Visnes and his group have identified a small molecule (TH5487) that binds to the active site of OGG1 and effectively blocks its repair capabilities on account of the fact that inhibited OGG1 cannot bind to that G-rich region of the DNA leads to the activation of the NF-kB transcription factor that promotes proinflammatory genes. In fact, TH5487 has been shown to inhibit this process in mouse and human lung epithelial cells in vitro and the TNF-induced neutrophil inflammation in the in vivo mouse model. 

This research is of value since it elucidates a molecular mechanism that demonstrates a connection between the normal DNA repair function of OGG1 and the inflammatory response and has discovered a small molecule inhibitor of this process.

Saturday, August 10, 2019

A Study in the Evolution of a Transmissible Cancer

There is a canine-related cancer that is sexually transmitted from one animal to another. It is the canine transmissible venereal tumor (CTVT) that presents as genital tumors. It has been shown that this cancer spreads through the transfer of living cancer cells (see image below) through coitus. These CTVT cells function as a unicellular, asexually reproducing (but sexually transmitted) pathogen. In addition, CTVT cells are genetically aberrant in terms of chromosome number – studies have established that instead of the normal 78 chromosomes present in the canine species these cells have a chromosome number in the range of 57-64. This type of cancer represents an exceedingly rare etiology in that the cancer is spread through the transfer of the cancer cell itself.

CTVT Cells
This disease exists worldwide and apparently has the longest known and most prolific evolutionary lineage. This reality provides an opportunity to explore the mechanism of the evolution of cancer over the long term. For this reason, Adrian Baez Ortega, a bioinformatician, and her colleagues from the Transmissible Cancer Group at Cambridge University, UK, have done a detailed analysis of genetic sequence data from 546 individual CTVT tumors taken from diseased animals. Their focus in this analysis was to identify somatic single-nucleotide variants (SNVs) from the exomes – areas of the genetic material that are involved in the active production of proteins. The aim of this intense research study was to help to uncover the mutational events and genetic signatures of the evolutionary selection process over the thousands of years.

One of the predominant findings of this analysis was that this lineage arose from its originator canine individual between 4000 and 8500 years ago most likely from Asia with the most recent ancestor of the current global distribution estimated to have lived about 1900 years ago.

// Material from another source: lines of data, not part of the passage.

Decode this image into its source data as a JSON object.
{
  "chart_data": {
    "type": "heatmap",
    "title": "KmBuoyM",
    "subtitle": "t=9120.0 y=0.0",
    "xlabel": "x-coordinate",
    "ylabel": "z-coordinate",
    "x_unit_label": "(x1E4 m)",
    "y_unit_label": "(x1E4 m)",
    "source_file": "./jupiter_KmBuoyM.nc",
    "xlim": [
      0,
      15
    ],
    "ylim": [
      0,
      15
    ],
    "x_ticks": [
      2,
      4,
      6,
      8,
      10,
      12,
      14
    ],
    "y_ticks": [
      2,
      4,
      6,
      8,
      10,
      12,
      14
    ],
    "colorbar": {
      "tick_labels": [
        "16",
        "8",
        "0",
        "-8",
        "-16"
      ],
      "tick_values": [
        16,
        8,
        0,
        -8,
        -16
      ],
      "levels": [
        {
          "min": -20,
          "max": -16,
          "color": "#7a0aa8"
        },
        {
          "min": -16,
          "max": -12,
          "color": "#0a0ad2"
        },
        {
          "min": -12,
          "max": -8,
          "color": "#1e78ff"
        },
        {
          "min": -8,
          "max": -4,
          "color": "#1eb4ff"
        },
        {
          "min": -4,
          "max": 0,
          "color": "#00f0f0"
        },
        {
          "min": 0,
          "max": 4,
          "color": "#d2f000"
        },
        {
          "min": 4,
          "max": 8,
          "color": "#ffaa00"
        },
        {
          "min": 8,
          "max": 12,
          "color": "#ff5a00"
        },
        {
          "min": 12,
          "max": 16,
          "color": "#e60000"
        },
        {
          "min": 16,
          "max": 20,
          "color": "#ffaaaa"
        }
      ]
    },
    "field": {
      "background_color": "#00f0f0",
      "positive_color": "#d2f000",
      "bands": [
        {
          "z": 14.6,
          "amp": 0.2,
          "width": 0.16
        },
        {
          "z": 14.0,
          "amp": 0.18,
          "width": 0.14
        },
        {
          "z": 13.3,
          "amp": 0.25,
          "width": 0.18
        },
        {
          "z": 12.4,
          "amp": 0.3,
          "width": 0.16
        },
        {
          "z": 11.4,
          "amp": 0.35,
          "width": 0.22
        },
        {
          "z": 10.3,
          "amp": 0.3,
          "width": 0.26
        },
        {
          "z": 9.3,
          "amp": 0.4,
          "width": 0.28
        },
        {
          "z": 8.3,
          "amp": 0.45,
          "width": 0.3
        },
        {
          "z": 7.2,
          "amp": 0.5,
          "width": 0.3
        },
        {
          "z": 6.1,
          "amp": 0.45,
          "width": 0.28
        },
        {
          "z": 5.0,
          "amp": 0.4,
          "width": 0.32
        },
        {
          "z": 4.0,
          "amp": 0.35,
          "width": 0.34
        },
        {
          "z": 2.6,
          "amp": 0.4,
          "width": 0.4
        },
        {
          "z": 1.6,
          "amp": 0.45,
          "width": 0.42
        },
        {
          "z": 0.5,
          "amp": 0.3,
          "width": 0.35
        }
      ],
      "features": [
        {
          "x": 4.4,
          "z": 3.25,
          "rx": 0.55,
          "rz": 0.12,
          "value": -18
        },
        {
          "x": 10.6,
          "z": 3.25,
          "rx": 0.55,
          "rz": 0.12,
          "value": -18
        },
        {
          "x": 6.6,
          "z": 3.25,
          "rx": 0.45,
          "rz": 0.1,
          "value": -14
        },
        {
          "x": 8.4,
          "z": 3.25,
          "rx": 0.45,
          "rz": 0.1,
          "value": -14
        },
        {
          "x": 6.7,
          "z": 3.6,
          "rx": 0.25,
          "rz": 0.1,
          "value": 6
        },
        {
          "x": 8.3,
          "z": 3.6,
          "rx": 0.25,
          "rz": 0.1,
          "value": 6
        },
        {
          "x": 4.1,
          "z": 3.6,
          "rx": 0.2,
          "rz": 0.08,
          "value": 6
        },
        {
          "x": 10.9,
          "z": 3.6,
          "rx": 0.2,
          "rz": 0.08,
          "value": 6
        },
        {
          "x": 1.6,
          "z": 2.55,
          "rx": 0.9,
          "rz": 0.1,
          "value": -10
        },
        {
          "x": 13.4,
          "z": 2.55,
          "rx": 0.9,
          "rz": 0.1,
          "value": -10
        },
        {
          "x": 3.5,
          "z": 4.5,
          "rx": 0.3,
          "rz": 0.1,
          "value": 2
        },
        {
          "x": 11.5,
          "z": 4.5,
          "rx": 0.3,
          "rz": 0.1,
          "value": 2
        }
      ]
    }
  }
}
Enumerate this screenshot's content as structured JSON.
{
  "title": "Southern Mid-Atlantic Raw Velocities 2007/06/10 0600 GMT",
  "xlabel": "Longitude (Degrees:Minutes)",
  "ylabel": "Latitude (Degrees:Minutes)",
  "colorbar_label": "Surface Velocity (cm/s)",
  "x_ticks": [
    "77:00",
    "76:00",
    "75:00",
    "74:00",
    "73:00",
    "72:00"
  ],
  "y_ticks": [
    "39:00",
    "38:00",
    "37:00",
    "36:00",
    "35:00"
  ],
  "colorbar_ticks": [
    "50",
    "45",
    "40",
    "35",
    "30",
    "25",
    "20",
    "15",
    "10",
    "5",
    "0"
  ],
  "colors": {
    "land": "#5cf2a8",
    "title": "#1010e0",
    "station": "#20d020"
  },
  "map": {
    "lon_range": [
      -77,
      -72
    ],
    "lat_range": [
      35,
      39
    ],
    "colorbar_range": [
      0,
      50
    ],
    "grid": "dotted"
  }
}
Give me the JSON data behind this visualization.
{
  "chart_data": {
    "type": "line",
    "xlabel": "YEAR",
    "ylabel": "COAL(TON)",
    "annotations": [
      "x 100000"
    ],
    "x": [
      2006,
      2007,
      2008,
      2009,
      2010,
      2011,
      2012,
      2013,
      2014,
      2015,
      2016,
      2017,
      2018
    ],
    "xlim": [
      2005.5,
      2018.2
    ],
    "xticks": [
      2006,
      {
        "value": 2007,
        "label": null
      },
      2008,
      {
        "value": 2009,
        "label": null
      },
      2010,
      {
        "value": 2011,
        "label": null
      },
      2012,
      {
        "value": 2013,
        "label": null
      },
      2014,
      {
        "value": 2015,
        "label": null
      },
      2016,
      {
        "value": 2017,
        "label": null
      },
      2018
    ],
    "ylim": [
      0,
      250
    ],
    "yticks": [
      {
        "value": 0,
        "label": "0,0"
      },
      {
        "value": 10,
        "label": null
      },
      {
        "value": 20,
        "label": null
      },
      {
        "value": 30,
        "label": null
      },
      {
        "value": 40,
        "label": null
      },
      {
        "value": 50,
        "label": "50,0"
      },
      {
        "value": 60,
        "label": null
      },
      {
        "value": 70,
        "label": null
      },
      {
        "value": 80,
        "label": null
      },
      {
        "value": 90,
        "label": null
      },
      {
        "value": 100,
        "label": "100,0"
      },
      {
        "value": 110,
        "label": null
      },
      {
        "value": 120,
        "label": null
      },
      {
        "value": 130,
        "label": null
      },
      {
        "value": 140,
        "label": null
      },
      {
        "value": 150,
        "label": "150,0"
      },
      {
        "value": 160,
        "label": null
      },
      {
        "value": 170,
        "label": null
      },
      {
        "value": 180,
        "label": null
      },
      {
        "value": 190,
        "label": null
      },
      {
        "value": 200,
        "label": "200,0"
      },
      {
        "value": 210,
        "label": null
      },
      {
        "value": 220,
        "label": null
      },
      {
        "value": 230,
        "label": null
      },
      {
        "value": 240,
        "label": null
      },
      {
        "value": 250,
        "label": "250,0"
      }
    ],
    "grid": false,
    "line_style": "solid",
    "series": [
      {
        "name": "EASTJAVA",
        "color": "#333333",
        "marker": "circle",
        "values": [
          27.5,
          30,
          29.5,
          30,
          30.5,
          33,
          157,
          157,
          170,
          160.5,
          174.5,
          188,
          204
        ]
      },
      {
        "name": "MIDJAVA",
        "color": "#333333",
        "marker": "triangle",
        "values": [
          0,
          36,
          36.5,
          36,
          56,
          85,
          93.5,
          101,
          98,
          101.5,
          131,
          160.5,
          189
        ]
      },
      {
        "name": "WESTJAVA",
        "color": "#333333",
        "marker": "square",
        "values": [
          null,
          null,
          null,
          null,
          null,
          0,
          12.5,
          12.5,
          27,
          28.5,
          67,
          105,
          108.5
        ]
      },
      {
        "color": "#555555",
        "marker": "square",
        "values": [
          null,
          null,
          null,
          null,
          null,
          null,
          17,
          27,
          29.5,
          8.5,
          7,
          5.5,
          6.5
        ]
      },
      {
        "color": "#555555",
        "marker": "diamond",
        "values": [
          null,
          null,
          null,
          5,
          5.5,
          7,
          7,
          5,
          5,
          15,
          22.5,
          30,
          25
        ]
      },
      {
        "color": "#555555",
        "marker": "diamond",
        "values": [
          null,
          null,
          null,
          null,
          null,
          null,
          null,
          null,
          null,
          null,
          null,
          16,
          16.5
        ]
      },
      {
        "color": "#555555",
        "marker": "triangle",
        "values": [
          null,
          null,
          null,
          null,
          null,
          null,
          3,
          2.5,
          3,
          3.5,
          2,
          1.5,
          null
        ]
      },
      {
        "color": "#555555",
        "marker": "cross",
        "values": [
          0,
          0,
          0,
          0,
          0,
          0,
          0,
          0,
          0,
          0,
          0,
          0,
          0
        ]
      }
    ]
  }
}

There does not appear to be any positive selection for this lineage. In addition, the author of this study concludes that, “a highly context-specific mutational pattern named signature A was identified, which was active in the past but ceased to operate about 1000 years ago. BP, years before present.”

These results provide an insight into the progression of an unusual type of cancer that is transmissible through the transfer of the cancer cell itself rather than through a vector such as a virus – human T Cell Leukemia being one particular example. It also is a demonstration of the power of the widely used tools of research regarding the discovery of the underlying genetic mechanisms involved in disease processes.